In recent years, cumulative evidences have shown that the pathogenesis of VCID is closely related to the destruction of cholesterol homeostasis and lipoprotein disturbances. , Changes in cholesterol homeostasis lead to abnormal cholesterol uptake from plasma to brain. Apolipoproteins (such as ApoA, ApoE) and the cholesterol efflux transporter, ABCA1 (ATP‐binding cassette transporter A1), are involved in the cholesterol conversion between astrocytes and neurons in the brain. Liver X receptor‐β/retinoid X receptor‐α (RXR‐α)/ABCA1 signaling cascade plays a vital role in lipoprotein metabolism. , , ApoA1 and cholesterol, the downstream mediators of this signaling pathway, may provide a protective role in cerebral hypoperfusion. Fatty acid amide hydrolase (FAAH) inhibitor UBR597 blocks the PI3K‐AKT‐mTOR pathway and autophagy to attenuate CCH‐induced neuronal damage and improve cognitive function.

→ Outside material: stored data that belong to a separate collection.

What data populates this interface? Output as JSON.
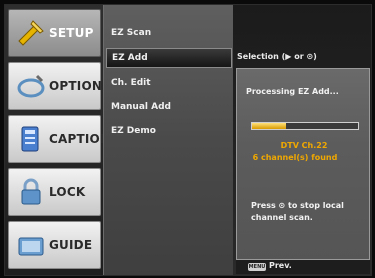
{
  "tabs": [
    {
      "label": "SETUP",
      "icon": "setup-icon",
      "active": true
    },
    {
      "label": "OPTION",
      "icon": "option-icon",
      "active": false
    },
    {
      "label": "CAPTION",
      "icon": "caption-icon",
      "active": false
    },
    {
      "label": "LOCK",
      "icon": "lock-icon",
      "active": false
    },
    {
      "label": "GUIDE",
      "icon": "guide-icon",
      "active": false
    }
  ],
  "menu": {
    "items": [
      {
        "label": "EZ Scan",
        "selected": false
      },
      {
        "label": "EZ Add",
        "selected": true
      },
      {
        "label": "Ch. Edit",
        "selected": false
      },
      {
        "label": "Manual Add",
        "selected": false
      },
      {
        "label": "EZ Demo",
        "selected": false
      }
    ]
  },
  "selection_hint": "Selection (▶ or ⊙)",
  "popup": {
    "title": "Processing EZ Add...",
    "progress": 0.32,
    "channel": "DTV Ch.22",
    "found": "6 channel(s) found",
    "stop_text": "Press ⊙ to stop local channel scan."
  },
  "bottom": {
    "key_label": "MENU",
    "prev_label": "Prev."
  },
  "colors": {
    "highlight": "#f0a800",
    "menu_bg": "#4a4a4a",
    "panel_bg": "#5c5c5c"
  }
}
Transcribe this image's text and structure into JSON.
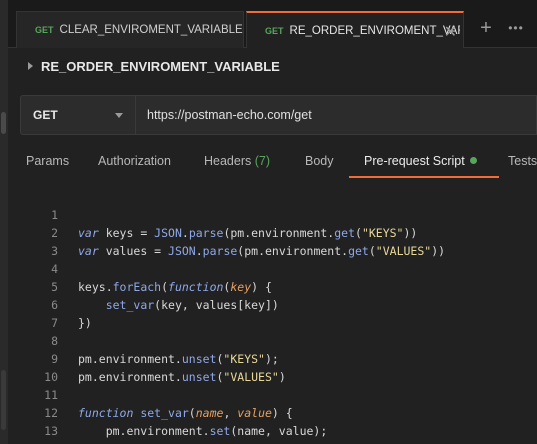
{
  "tabs": [
    {
      "method": "GET",
      "label": "CLEAR_ENVIROMENT_VARIABLE"
    },
    {
      "method": "GET",
      "label": "RE_ORDER_ENVIROMENT_VARIABLE"
    }
  ],
  "request": {
    "name": "RE_ORDER_ENVIROMENT_VARIABLE",
    "method": "GET",
    "url": "https://postman-echo.com/get"
  },
  "request_tabs": {
    "params": "Params",
    "authorization": "Authorization",
    "headers": "Headers",
    "headers_count": "(7)",
    "body": "Body",
    "prerequest": "Pre-request Script",
    "tests": "Tests"
  },
  "code": {
    "line_numbers": [
      "1",
      "2",
      "3",
      "4",
      "5",
      "6",
      "7",
      "8",
      "9",
      "10",
      "11",
      "12",
      "13"
    ],
    "l1": {
      "t1": "var",
      "t2": " keys = ",
      "t3": "JSON",
      "t4": ".",
      "t5": "parse",
      "t6": "(pm.environment.",
      "t7": "get",
      "t8": "(",
      "t9": "\"KEYS\"",
      "t10": "))"
    },
    "l2": {
      "t1": "var",
      "t2": " values = ",
      "t3": "JSON",
      "t4": ".",
      "t5": "parse",
      "t6": "(pm.environment.",
      "t7": "get",
      "t8": "(",
      "t9": "\"VALUES\"",
      "t10": "))"
    },
    "l4": {
      "t1": "keys.",
      "t2": "forEach",
      "t3": "(",
      "t4": "function",
      "t5": "(",
      "t6": "key",
      "t7": ") {"
    },
    "l5": {
      "t1": "    ",
      "t2": "set_var",
      "t3": "(key, values[key])"
    },
    "l6": {
      "t1": "})"
    },
    "l8": {
      "t1": "pm.environment.",
      "t2": "unset",
      "t3": "(",
      "t4": "\"KEYS\"",
      "t5": ");"
    },
    "l9": {
      "t1": "pm.environment.",
      "t2": "unset",
      "t3": "(",
      "t4": "\"VALUES\"",
      "t5": ")"
    },
    "l11": {
      "t1": "function",
      "t2": " ",
      "t3": "set_var",
      "t4": "(",
      "t5": "name",
      "t6": ", ",
      "t7": "value",
      "t8": ") {"
    },
    "l12": {
      "t1": "    pm.environment.",
      "t2": "set",
      "t3": "(name, value);"
    },
    "l13": {
      "t1": "}"
    }
  },
  "colors": {
    "accent": "#f26b3a",
    "method_get": "#58a55c"
  }
}
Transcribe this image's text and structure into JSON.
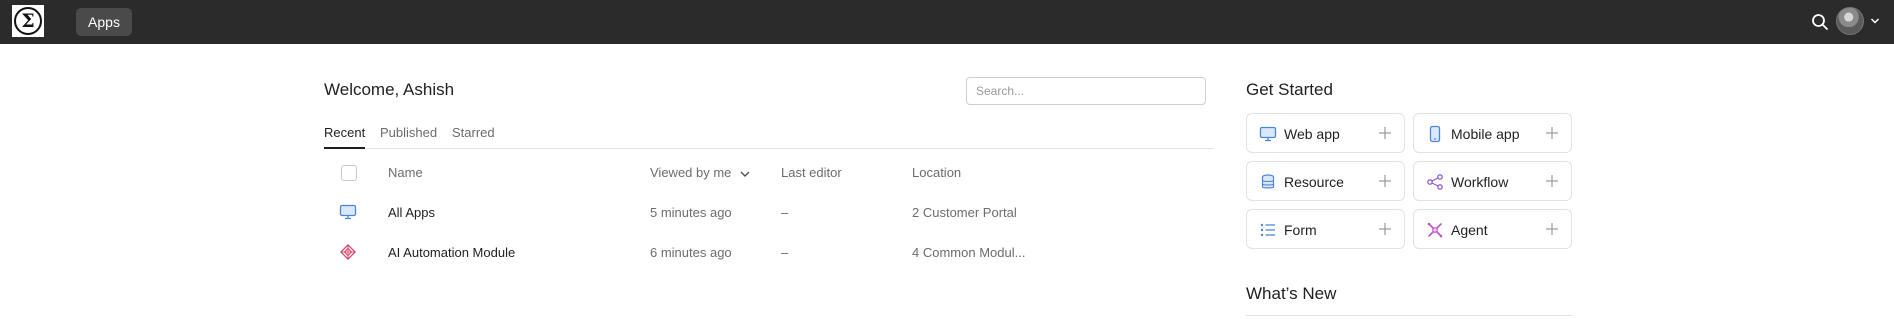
{
  "topbar": {
    "logo_alt": "Σ",
    "apps_label": "Apps"
  },
  "main": {
    "welcome": "Welcome, Ashish",
    "search": {
      "placeholder": "Search..."
    },
    "tabs": [
      {
        "label": "Recent",
        "active": true
      },
      {
        "label": "Published",
        "active": false
      },
      {
        "label": "Starred",
        "active": false
      }
    ],
    "columns": {
      "name": "Name",
      "viewed": "Viewed by me",
      "editor": "Last editor",
      "location": "Location"
    },
    "rows": [
      {
        "icon": "monitor-icon",
        "name": "All Apps",
        "viewed": "5 minutes ago",
        "editor": "–",
        "location": "2 Customer Portal"
      },
      {
        "icon": "module-icon",
        "name": "AI Automation Module",
        "viewed": "6 minutes ago",
        "editor": "–",
        "location": "4 Common Modul..."
      }
    ]
  },
  "get_started": {
    "title": "Get Started",
    "cards": [
      {
        "label": "Web app",
        "icon": "monitor-icon"
      },
      {
        "label": "Mobile app",
        "icon": "mobile-icon"
      },
      {
        "label": "Resource",
        "icon": "database-icon"
      },
      {
        "label": "Workflow",
        "icon": "workflow-icon"
      },
      {
        "label": "Form",
        "icon": "list-icon"
      },
      {
        "label": "Agent",
        "icon": "agent-icon"
      }
    ]
  },
  "whats_new": {
    "title": "What’s New"
  },
  "colors": {
    "topbar": "#2b2b2b",
    "apps_button": "#4a4a4a",
    "accent_blue": "#4a86d9",
    "accent_purple": "#9b59d0",
    "accent_pink": "#d94a8c"
  }
}
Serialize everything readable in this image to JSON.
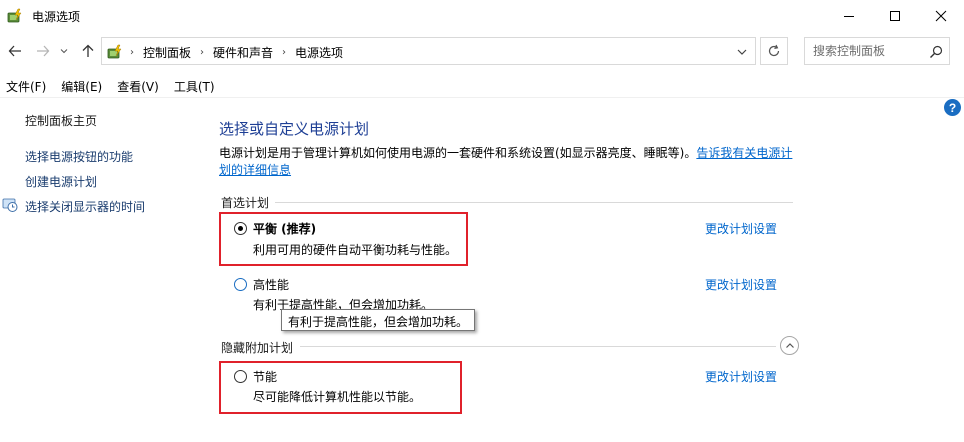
{
  "window": {
    "title": "电源选项",
    "icon": "power-options-icon",
    "controls": [
      "minimize-icon",
      "maximize-icon",
      "close-icon"
    ]
  },
  "nav": {
    "back_icon": "arrow-left-icon",
    "forward_icon": "arrow-right-icon",
    "recent_icon": "chevron-down-icon",
    "up_icon": "arrow-up-icon"
  },
  "address": {
    "breadcrumbs": [
      "控制面板",
      "硬件和声音",
      "电源选项"
    ],
    "separator": "›",
    "refresh_icon": "refresh-icon"
  },
  "search": {
    "placeholder": "搜索控制面板",
    "icon": "search-icon"
  },
  "menu": {
    "items": [
      "文件(F)",
      "编辑(E)",
      "查看(V)",
      "工具(T)"
    ]
  },
  "help": {
    "label": "?"
  },
  "sidebar": {
    "home": "控制面板主页",
    "links": [
      "选择电源按钮的功能",
      "创建电源计划",
      "选择关闭显示器的时间"
    ]
  },
  "main": {
    "heading": "选择或自定义电源计划",
    "description": "电源计划是用于管理计算机如何使用电源的一套硬件和系统设置(如显示器亮度、睡眠等)。",
    "description_link": "告诉我有关电源计划的详细信息",
    "preferred_label": "首选计划",
    "hidden_label": "隐藏附加计划",
    "change_label": "更改计划设置",
    "plans": [
      {
        "name": "平衡 (推荐)",
        "desc": "利用可用的硬件自动平衡功耗与性能。",
        "selected": true
      },
      {
        "name": "高性能",
        "desc": "有利于提高性能，但会增加功耗。",
        "selected": false
      },
      {
        "name": "节能",
        "desc": "尽可能降低计算机性能以节能。",
        "selected": false
      }
    ],
    "tooltip": "有利于提高性能，但会增加功耗。"
  },
  "colors": {
    "accent_link": "#0066cc",
    "heading": "#1e3f95",
    "highlight_box": "#e0212b",
    "help_badge": "#1a6dc2"
  }
}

Curcumin can reduce the discharge of excess cholesterol and prevent further brain injury by activating the LXR/RXR‐ABCA1/apoA‐1 pathway.

Endoplasmic reticulum stress (ERS) is a process by which unfolded/misfolded proteins accumulate in the ER after an ER homeostasis disorder. Specific stress conditions such as hypoxia, nutrient deprivation, calcium consumption, and hyperglycemia can trigger ERS. Sustained ERS eventually leads to cell apoptosis. N‐Butylphthalide (NBP) can reduce ERS and treat VCID by activating the Shh/Ptch1 pathway in the hippocampus.

It is estimated that 40% of AD patients also have some forms of VCID. , , , The most common hypothesis for the progression of AD is the amyloid cascade hypothesis, stating that beta‐amyloid (Aβ) aggregation leads to hyperphosphorylation of tau and tangle formation, which then leads to neurodegeneration. , CCH can induce the deposition of Aβ in the hippocampus, along with neuronal morphological damage and cognitive deficits. , , , Icariin can downregulate the level of insoluble Aβ fragments in the hippocampus by decreasing the expression levels of Aβ‐protein precursor (APP) and β‐site APP‐cleaving enzyme 1 (BACE1), while increasing the expression levels of insulin‐degrading enzyme (IDE) and ADAM metallopeptidase domain 10 (ADAM10). The effect of Icariin on Aβ reduction is mediated by upregulation of peroxisome proliferator‐activated receptor α (PPARα) and γ (PPARγ), and the activation of BDNF/TrkB/CREB signaling pathway.

MICRORNAS AND VCID

miRs function as a novel class of small non‐coding RNAs (~21‐25 nt) that negatively regulate gene expression. , By hybridizing to the 3’‐untranslated regions (3’‐UTR) of one or more mRNAs, miRs negatively regulate gene expression. , miRs involve almost all cellular processes, including cell proliferation, differentiation, metabolism, apoptosis, and immune responses in various pathophysiological conditions.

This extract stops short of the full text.